Attentats d’Oslo : le web comme exutoire des extrémistes ?

Les attentats d’Oslo du 22 juillet dernier (et surtout ses fondements idéologiques) ont suscité un certain nombre de réactions sur le web de la part des militants d’extrême droite. Si ces propos haineux et xénophobes sont évidemment choquants, ils donnent à réfléchir sur la place qu’occupe aujourd’hui Internet en tant qu’espace d’expression.

Les attentats d’Oslo du 22 juillet dernier (et surtout ses fondements idéologiques) ont suscité un certain nombre de réactions sur le web de la part des militants d’extrême droite.

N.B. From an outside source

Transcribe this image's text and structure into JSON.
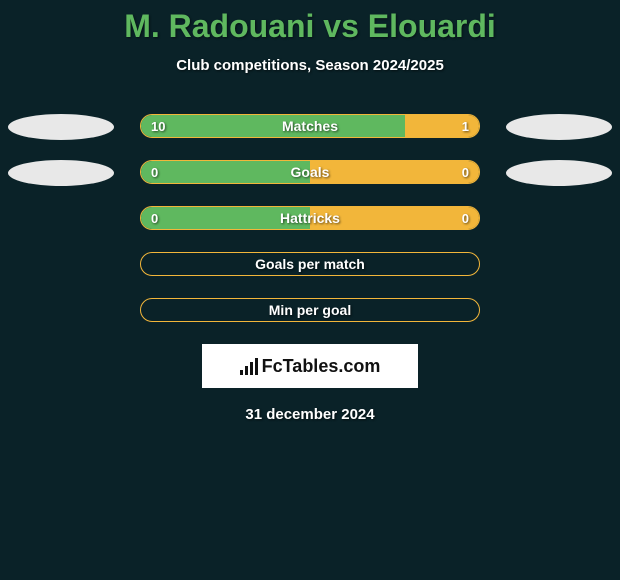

Les propos tenus par Jean Marie Le Pen, rapidement désamorcés par les talents de communicante de sa fille, n’étaient que la partie émergée de l’iceberg. Puisque sur le net, on assistait à un véritable déferlement: les uns dénonçaient une amalgame de la gauche et une couverture médiatique biaisée, les autres une politique laxiste du gouvernement envers l’immigration… D’autres encore érigeaient tout simplement Anders Behring Breivik en martyr, fantasmant une guerre civile imminente dont il serait la figure de proue, et qui nous ramènerait au temps des croisades. En effet, sur les blogs et les forums les plus extrémistes, le mot d’ordre était limpide: Breivik a raison, le multiculturalisme nous perdra, allons massacrer ces « égorgeurs d’Allah ».

Depuis le départ, l’affaire Breivik s’était vue reliée aux nouvelles technologies et leurs implications sociales: ses tweets énigmatiques, la diffusion de son manifeste révolutionnaire par le net, son addiction aux jeux vidéos violents, et maintenant l’émulation de la « fachosphère » autour du symbolisme de ses meurtres. Spécialiste de l’extrême droite sur le web, Yannick Cahuzac, interrogé sur Rue89, posait très justement la question suivante: « Est-ce que ces sites vont contenir ou produire de la violence ? ». En effet, si ces propos haineux et xénophobes sont évidemment choquants, ils donnent à réfléchir sur la place qu’occupe aujourd’hui Internet en tant qu’espace d’expression.

Je ne vais pas m’appesantir sur ce constat assez largement admis : Internet n’est pas seulement une révolution technologique, mais aussi et surtout une révolution sociale, un outil qui établit progressivement un nouveau rapport au monde, à l’information et à la connaissance. En témoigne l’acharnement de certains gouvernements (au demeurant en froid avec la démocratie) à en contrôler l’accès. Benoît Sillard, PDG de CCM Benchmark Group, le résume ainsi :

La démocratie d’opinion imposée par des intermédiaires reconnus devient une démocratie d’opinion libérée, où tous les individus et tous les groupes ont une même liberté d’accès à l’espace public de communication.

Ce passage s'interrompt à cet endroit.